New DNA Sequencer in Use

With the purchase of a new DNA sequencer, NMU biology students are being trained on the same equipment used at major genome centers and throughout the biotechnology industry. Alec Lindsay (Biology, pictured right) is shown explaining the equipment to students Jonelle Thompson and Andy Moriarty.

“This is a great advancement,” said Neil Cumberlidge (Biology). “It gives results in two hours. Students can load samples and at the end of a three-hour lab they can have data in an electronic format that can be shared through their laptops. It allows us to get results faster and with greater accuracy. … We had a very old sequencer that had been donated to the department, but it was obsolete. It required 48 hours to set up and run, so we couldn’t use it in classes or labs. There is only one company that makes DNA sequencers and it no longer services the older model, so that was an added incentive to invest in the new version.”

Cumberlidge uses the $80,000 apparatus to develop evolutionary trees of Madagascar crabs – a project he is working on in collaboration with the Field Museum in Chicago.

Lindsay is using the sequencer to analyze the effects of inbreeding on loon populations – work that falls in the disciplines of conservation genetics or molecular ecology.

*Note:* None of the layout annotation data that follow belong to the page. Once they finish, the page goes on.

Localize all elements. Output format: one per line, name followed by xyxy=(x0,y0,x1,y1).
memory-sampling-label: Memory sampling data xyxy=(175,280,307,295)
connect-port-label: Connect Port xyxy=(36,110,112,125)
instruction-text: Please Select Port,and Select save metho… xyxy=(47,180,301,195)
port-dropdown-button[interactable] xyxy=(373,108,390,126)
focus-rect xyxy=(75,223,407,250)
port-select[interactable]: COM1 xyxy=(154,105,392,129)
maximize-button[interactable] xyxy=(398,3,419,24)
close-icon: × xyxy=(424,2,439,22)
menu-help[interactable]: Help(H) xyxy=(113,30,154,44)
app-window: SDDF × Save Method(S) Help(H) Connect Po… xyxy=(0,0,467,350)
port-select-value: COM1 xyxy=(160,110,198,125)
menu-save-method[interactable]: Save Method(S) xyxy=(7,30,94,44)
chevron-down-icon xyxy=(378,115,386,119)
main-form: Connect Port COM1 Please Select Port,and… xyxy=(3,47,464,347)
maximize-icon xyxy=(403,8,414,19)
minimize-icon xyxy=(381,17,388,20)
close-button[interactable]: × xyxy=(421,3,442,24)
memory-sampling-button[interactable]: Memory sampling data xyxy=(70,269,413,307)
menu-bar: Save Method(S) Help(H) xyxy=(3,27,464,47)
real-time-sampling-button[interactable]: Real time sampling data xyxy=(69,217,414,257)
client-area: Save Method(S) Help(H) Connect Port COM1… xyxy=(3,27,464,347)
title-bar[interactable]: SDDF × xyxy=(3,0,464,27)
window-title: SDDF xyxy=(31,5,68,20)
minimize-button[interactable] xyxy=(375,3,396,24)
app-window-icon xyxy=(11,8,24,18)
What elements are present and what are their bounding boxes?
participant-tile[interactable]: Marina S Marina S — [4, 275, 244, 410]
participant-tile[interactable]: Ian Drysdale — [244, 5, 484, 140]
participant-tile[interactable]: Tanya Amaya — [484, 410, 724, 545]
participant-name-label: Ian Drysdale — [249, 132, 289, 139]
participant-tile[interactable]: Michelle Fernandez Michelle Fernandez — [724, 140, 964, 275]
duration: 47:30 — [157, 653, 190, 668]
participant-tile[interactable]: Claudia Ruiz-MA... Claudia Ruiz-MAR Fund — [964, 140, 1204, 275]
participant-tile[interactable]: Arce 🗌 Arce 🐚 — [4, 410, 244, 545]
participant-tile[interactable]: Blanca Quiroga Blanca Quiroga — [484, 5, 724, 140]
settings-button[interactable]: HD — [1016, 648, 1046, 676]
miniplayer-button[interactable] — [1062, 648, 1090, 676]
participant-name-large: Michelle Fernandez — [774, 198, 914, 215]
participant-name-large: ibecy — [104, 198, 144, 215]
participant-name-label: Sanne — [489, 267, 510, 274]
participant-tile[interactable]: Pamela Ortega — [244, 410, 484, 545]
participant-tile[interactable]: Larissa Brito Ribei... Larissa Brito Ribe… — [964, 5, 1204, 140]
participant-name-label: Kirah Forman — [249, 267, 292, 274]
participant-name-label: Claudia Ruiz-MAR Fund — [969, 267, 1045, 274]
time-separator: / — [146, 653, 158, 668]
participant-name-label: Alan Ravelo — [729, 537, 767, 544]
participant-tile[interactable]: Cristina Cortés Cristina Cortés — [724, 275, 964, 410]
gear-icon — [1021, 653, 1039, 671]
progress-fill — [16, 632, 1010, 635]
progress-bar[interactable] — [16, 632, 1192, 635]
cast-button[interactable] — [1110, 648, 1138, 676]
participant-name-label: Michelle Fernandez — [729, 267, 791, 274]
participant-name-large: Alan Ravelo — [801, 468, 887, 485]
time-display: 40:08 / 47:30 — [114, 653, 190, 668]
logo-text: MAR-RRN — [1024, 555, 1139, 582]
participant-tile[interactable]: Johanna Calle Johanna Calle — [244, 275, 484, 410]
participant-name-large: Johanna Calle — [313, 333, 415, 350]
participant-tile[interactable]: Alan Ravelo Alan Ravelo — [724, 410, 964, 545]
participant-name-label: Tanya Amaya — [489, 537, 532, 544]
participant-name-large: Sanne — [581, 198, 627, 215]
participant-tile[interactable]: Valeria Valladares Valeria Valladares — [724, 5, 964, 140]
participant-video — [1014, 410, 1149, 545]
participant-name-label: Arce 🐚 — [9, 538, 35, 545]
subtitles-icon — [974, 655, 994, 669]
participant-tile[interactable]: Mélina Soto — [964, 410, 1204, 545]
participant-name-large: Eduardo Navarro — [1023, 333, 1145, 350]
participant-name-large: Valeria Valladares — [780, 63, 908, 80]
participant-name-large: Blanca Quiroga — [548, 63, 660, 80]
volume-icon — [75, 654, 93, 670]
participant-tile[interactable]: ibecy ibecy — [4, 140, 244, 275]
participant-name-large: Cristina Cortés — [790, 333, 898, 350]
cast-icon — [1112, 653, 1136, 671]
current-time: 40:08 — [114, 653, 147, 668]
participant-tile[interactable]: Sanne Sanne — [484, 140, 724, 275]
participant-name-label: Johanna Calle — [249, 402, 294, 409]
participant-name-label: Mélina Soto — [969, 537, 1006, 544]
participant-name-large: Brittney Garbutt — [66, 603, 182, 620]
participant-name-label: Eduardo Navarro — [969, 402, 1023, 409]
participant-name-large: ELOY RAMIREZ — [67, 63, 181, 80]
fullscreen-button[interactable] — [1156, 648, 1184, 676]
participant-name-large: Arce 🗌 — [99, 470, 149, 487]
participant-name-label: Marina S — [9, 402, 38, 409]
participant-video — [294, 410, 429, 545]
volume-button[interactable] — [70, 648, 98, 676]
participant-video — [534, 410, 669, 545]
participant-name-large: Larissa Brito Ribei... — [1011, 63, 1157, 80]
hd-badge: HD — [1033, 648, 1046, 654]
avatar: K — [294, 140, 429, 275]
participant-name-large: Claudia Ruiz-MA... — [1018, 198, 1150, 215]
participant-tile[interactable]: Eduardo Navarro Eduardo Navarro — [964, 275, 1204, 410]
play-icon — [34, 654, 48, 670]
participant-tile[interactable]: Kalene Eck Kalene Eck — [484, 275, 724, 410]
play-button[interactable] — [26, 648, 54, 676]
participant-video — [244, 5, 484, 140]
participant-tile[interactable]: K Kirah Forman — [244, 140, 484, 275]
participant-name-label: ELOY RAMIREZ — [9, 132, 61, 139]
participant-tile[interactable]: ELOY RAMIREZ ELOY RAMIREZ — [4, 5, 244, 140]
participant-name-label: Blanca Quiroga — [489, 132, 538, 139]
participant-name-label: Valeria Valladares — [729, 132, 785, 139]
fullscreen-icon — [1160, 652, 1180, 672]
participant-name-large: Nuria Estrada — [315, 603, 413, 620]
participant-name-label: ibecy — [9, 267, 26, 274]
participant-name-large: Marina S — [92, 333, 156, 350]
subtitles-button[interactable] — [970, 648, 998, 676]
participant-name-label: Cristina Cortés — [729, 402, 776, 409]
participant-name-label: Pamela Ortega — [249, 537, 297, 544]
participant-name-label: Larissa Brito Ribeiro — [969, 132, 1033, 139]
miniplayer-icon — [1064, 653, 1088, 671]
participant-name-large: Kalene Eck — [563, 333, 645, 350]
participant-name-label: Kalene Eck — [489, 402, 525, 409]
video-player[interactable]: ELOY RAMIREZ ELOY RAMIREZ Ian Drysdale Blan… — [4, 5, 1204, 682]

“We are beginning to look at the genome-moderated effects of mercury, which is another issue impacting loons,” Lindsay said. “It seems that different individual loons respond differently to mercury exposure, and this may be genotype-dependent. It could be used to help inform resource managers about the susceptibility of different loon populations to mercury contamination.”

DNA is composed of four chemicals bases – abbreviated A, T, C and G – that are repeated millions or billions of times throughout a genome. The human genome, which was recently sequenced by the U.S. Department of Energy Human Genome Program, has 3 billion pairs of bases. According to the USDOE, mapping the order of these bases is important because the sequence "underlies all of life’s diversity, even dictating whether an organism is human or another species such as yeast, rice, or fruit fly – all of which have their own genomes. Because all organisms are related through similarities in DNA sequences, insights gained from non-human genomes often lead to new knowledge about human biology.”

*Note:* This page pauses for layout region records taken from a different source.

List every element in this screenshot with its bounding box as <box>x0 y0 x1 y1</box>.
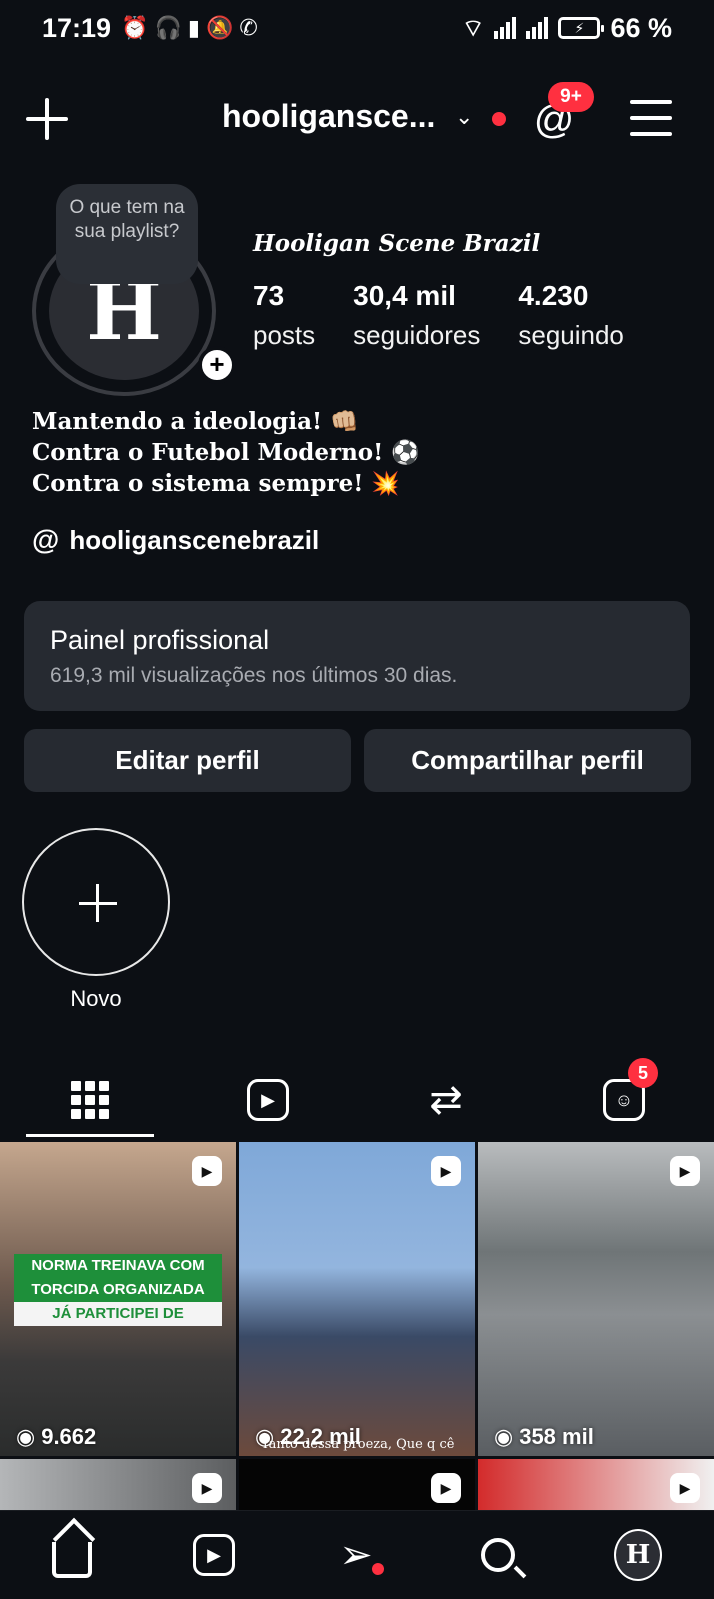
reels-icon: ▶ <box>247 1079 289 1121</box>
wifi-icon: ⌔ <box>461 15 485 42</box>
tab-reels[interactable]: ▶ <box>204 1060 332 1140</box>
battery-saver-icon: ▮ <box>187 15 200 40</box>
post-caption: NORMA TREINAVA COM <box>14 1254 222 1278</box>
new-highlight[interactable]: Novo <box>22 828 170 1012</box>
chevron-down-icon[interactable]: ⌄ <box>455 104 473 130</box>
profile-nav-avatar[interactable]: H <box>614 1529 662 1581</box>
profile-header: hooligansce... ⌄ @ 9+ <box>0 82 714 150</box>
professional-dashboard[interactable]: Painel profissional 619,3 mil visualizaç… <box>24 601 690 711</box>
reel-icon: ▶ <box>670 1473 700 1503</box>
share-profile-button[interactable]: Compartilhar perfil <box>364 729 691 792</box>
note-bubble[interactable]: O que tem na sua playlist? <box>56 184 198 284</box>
battery-percent: 66 % <box>610 12 672 43</box>
post-caption: TORCIDA ORGANIZADA <box>14 1278 222 1302</box>
reposts-icon: ⇄ <box>429 1078 463 1122</box>
mute-icon: 🔕 <box>205 15 234 40</box>
tab-grid[interactable] <box>26 1060 154 1140</box>
display-name: Hooligan Scene Brazil <box>253 230 541 257</box>
reel-icon: ▶ <box>431 1156 461 1186</box>
stat-followers[interactable]: 30,4 mil seguidores <box>353 280 480 351</box>
add-story-icon[interactable]: + <box>198 346 236 384</box>
view-count: ◉ 9.662 <box>16 1424 97 1449</box>
dashboard-title: Painel profissional <box>50 625 270 655</box>
grid-icon <box>71 1081 109 1119</box>
view-count: ◉ 358 mil <box>494 1424 594 1449</box>
bio-line: Contra o sistema sempre! 💥 <box>32 470 400 497</box>
threads-icon: @ <box>32 524 60 555</box>
search-icon[interactable] <box>474 1531 522 1579</box>
tab-tagged[interactable]: ☺ <box>560 1060 688 1140</box>
whatsapp-icon: ✆ <box>239 15 258 40</box>
account-switcher[interactable]: hooligansce... <box>222 98 435 135</box>
bottom-nav: ▶ ➢ H <box>0 1510 714 1599</box>
video-subtitle: Tanto dessa proeza, Que q cê <box>261 1437 455 1452</box>
status-bar: 17:19 ⏰ 🎧 ▮ 🔕 ✆ ⌔ ⚡ 66 % <box>0 0 714 56</box>
dm-notification-dot <box>372 1563 384 1575</box>
post-tile[interactable]: ▶ ◉ 358 mil <box>478 1142 714 1456</box>
dashboard-subtitle: 619,3 mil visualizações nos últimos 30 d… <box>50 664 458 687</box>
stat-following[interactable]: 4.230 seguindo <box>518 280 624 351</box>
post-tile[interactable]: ▶ ◉ 22,2 mil Tanto dessa proeza, Que q cê <box>239 1142 475 1456</box>
bio-line: Contra o Futebol Moderno! ⚽ <box>32 439 420 466</box>
home-icon[interactable] <box>48 1531 96 1579</box>
notification-dot <box>492 112 506 126</box>
eye-icon: ◉ <box>494 1424 514 1449</box>
threads-badge: 9+ <box>548 82 594 112</box>
reel-icon: ▶ <box>670 1156 700 1186</box>
reel-icon: ▶ <box>192 1473 222 1503</box>
alarm-icon: ⏰ <box>121 15 149 40</box>
signal-icon-2 <box>526 17 549 39</box>
threads-link-text: hooliganscenebrazil <box>69 524 320 555</box>
active-tab-indicator <box>26 1134 154 1137</box>
create-plus-icon[interactable] <box>26 98 68 140</box>
stat-posts[interactable]: 73 posts <box>253 280 315 351</box>
tab-reposts[interactable]: ⇄ <box>382 1060 510 1140</box>
headphones-icon: 🎧 <box>154 15 182 40</box>
status-time: 17:19 <box>42 12 112 43</box>
bio: Mantendo a ideologia! 👊🏼 Contra o Futebo… <box>32 406 420 499</box>
reel-icon: ▶ <box>192 1156 222 1186</box>
post-tile[interactable]: ▶ NORMA TREINAVA COM TORCIDA ORGANIZADA … <box>0 1142 236 1456</box>
signal-icon <box>494 17 517 39</box>
eye-icon: ◉ <box>16 1424 36 1449</box>
tagged-badge: 5 <box>628 1058 658 1088</box>
battery-icon: ⚡ <box>558 17 605 39</box>
profile-tabs: ▶ ⇄ ☺ <box>0 1060 714 1140</box>
new-highlight-label: Novo <box>70 986 122 1011</box>
bio-line: Mantendo a ideologia! 👊🏼 <box>32 408 359 435</box>
edit-profile-button[interactable]: Editar perfil <box>24 729 351 792</box>
reels-nav-icon[interactable]: ▶ <box>190 1531 238 1579</box>
plus-icon[interactable] <box>22 828 170 976</box>
profile-stats: 73 posts 30,4 mil seguidores 4.230 segui… <box>253 280 662 351</box>
threads-link[interactable]: @ hooliganscenebrazil <box>32 524 319 556</box>
post-caption: JÁ PARTICIPEI DE <box>14 1302 222 1326</box>
reel-icon: ▶ <box>431 1473 461 1503</box>
menu-icon[interactable] <box>630 100 672 136</box>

A Sept. 7 Boston Globe article reported that researchers at the Broad Institute in Cambridge, Mass., unveiled the map of the dog genome this summer. They sequenced the genes of a female boxer named Tasha. About the same length as the human genome, the canine's DNA adds to the growing library of organisms that have been sequenced. The dog is the fourth mammal, preceded by the human, mouse and rat.

Mapping DNA sequences was the first challenge. Deriving meaningful knowledge from these scientific achievements will define biological research through the coming decades. With a new DNA sequencer, NMU students will be better prepared for careers in the fast-paced biotechnology industry.